Au moins neuf personnes ont été tuées mardi lors d'affrontements entre forces gouvernementales et kurdes à Alep, parmi les plus meurtriers depuis des mois entre les deux parties.
Devant ces violences qui se poursuivaient dans la soirée, les autorités ont décidé de suspendre pour 24 heures tous les vols de l'aéroport de cette grande ville du nord du pays, et de fermer mercredi les écoles, universités et services gouvernementaux. Les affrontements ont éclaté alors que les discussions patinent pour la mise en oeuvre d'un accord signé en mars, qui était censé intégrer d'ici fin 2025 les Forces démocratiques syriennes (FDS, à majorité kurde) au sein de l'Etat syrien.
Les FDS ont d'abord annoncé que des groupes pro-gouvernement avaient ciblé le quartier de Cheikh Maqsoud, tuant un habitant et en blessant deux autres. Elles ont ensuite révisé le bilan à quatre civils morts, dont deux femmes et un enfant, victimes de « tirs d'artillerie et de missiles aveugles » à Cheikh Maqsoud et Achrafieh. Ces deux quartiers à majorité kurde d'Alep sont restés sous le contrôle d'unité kurdes liées aux FDS, malgré un accord de retrait conclu en avril.
« Compromettre » l'accord
Cité par l'agence de presse officielle Sana, le ministère de la Défense a pour sa part accusé les FDS d'avoir pris pour cible « un certain nombre de quartiers » d'Alep proches « des zones sous leur contrôle ». Sana a fait état de cinq personnes tuées par les tirs des FDS: un soldat et quatre civils parmi lesquels un enfant.

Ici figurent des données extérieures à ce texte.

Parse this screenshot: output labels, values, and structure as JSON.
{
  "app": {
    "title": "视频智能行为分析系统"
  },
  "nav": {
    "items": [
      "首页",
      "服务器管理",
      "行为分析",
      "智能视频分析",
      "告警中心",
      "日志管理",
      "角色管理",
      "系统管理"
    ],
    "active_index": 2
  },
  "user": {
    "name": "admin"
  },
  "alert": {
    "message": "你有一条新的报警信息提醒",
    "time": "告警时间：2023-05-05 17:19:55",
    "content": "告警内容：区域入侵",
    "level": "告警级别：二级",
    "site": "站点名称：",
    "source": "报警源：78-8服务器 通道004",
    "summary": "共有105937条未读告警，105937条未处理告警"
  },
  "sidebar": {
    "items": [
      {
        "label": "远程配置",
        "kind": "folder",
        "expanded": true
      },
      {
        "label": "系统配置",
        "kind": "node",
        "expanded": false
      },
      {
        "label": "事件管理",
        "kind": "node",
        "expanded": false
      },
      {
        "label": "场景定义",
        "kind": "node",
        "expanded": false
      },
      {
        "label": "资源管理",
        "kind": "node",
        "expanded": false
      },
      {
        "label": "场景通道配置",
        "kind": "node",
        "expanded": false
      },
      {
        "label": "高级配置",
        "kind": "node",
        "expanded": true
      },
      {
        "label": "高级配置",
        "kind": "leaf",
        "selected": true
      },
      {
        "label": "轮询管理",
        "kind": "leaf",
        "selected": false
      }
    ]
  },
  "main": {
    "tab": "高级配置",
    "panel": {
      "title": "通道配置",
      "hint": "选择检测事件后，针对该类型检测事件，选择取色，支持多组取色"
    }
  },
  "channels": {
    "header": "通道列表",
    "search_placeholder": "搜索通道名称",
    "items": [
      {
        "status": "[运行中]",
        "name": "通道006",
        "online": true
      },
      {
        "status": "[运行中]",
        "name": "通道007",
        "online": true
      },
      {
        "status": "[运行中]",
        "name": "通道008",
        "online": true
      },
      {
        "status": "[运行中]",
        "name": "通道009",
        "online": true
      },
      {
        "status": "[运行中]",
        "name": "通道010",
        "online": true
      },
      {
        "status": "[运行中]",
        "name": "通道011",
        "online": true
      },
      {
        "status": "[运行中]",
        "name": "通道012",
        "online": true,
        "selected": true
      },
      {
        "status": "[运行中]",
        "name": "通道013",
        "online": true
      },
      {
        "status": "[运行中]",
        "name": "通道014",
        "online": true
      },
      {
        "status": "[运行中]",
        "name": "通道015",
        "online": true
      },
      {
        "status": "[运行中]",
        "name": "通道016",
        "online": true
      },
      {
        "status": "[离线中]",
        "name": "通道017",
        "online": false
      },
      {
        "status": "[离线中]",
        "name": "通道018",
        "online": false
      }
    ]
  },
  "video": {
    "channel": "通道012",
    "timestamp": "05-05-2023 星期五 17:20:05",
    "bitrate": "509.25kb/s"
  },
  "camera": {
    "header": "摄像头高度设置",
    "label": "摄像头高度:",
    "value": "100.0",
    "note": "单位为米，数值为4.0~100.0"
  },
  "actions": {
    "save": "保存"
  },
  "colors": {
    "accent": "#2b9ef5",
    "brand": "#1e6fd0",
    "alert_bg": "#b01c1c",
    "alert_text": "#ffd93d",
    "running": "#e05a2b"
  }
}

« Les FDS prouvent une fois de plus qu'elles ne reconnaissent pas l'accord du 10 mars et tentent de le compromettre », a dénoncé le ministère. Deux employés d'un centre de recherche figurent parmi les victimes, a précisé le ministère de l'Agriculture.
Le gouverneur d'Alep, Azzam al-Gharib, a invoqué « la situation actuelle et le ciblage de plusieurs hôpitaux et institutions par des tirs d'artillerie indiscriminés des FDS » pour justifier la fermeture des services scolaires et gouvernementaux mercredi, et l'annulation des événements publics. Les vols suspendus sur Alep seront redirigés sur Damas, a précisé l'Aviation civile.
« Déposer les armes »
Le dirigeant des Kurdes syriens Mazloum Abdi, qui commande les FDS, a mené dimanche à Damas de nouvelles discussions sur l'intégration de ses forces au pouvoir central, mais sans avancées significatives, selon les médias d'Etat. Les Kurdes, une importante minorité ethnique en Syrie, y contrôlent de vastes étendues dans le nord-est, riches en pétrole et en blé.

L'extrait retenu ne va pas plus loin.